If you’re a reasonably adventurous filmgoer who once in a while enjoys movies that are not the least bit condescending to the audience and actually assumes that you’re an adult, you’re going to want to see Margot and continue following the trajectory of Baumbach’s career. He seems to have found a comfortable niche for himself: as long as he keeps up the aura of critical respectability around him, he’ll be able to draw fairly big names who want to stretch their acting muscles and move beyond the Hollywood artifice they’re usually stuck working in (and Kidman and Black are by far the biggest names he’s ever worked with) and churn out these micro-budgeted autopsies of the narcissistic soul. It’s pretty evident with Margot, however, that he’s going to have to change things up at least once in a while.
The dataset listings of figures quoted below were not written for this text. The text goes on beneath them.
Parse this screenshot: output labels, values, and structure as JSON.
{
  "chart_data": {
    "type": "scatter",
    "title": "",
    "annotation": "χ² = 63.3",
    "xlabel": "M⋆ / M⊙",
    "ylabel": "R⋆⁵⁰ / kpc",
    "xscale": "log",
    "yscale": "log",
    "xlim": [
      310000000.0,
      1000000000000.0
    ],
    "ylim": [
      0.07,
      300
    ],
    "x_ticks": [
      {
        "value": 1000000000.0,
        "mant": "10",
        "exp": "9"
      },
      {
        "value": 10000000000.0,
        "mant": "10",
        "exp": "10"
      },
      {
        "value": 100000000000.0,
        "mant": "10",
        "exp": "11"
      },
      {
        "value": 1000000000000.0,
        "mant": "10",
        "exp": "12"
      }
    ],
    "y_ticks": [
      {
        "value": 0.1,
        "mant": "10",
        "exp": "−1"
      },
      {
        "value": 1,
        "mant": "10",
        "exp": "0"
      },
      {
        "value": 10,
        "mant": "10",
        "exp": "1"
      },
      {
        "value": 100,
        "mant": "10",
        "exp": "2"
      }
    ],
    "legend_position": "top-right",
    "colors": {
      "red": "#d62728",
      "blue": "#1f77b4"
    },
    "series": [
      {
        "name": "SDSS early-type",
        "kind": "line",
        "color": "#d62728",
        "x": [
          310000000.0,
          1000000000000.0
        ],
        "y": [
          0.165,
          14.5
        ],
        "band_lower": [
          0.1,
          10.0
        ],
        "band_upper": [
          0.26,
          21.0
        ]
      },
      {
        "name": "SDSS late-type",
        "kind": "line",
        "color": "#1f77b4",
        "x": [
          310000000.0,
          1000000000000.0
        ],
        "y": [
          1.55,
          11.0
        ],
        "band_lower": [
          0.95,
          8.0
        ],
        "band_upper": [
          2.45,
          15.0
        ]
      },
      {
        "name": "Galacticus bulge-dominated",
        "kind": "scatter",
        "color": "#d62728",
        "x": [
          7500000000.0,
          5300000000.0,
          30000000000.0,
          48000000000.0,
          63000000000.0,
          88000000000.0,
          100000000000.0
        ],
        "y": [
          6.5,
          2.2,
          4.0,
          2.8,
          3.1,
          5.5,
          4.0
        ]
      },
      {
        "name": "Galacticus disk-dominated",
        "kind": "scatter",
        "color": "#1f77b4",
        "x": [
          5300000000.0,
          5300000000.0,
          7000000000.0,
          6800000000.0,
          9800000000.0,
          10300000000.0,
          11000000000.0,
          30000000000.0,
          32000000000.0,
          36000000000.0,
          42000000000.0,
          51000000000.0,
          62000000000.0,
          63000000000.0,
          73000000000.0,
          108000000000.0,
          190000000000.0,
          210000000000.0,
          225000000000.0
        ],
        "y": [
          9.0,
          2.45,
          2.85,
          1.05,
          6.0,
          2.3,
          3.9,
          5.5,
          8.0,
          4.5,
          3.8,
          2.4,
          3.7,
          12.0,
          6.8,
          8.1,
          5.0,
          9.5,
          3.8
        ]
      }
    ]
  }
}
While painfully realistic in a lot of ways, Margot–the character at the center of the movie—is aggressively, almost militaristically unpleasant to spend time with. You never see the times when her wicked wit and intelligent opinions make someone like her a person people want to be around, despite her many, obvious personality defects. That ineradicable part of us part of us—even the adults—who demand at least a modicum of escape from our workaday lives when we go to the movies will only put up with so many Margot at the Weddings before we realize that if we’re 100% sure we’re going to walk out of the theater feeling worse than when we walked in—even if we’ve seen something crafted with intelligence and humor—eventually, we’re going to stop going.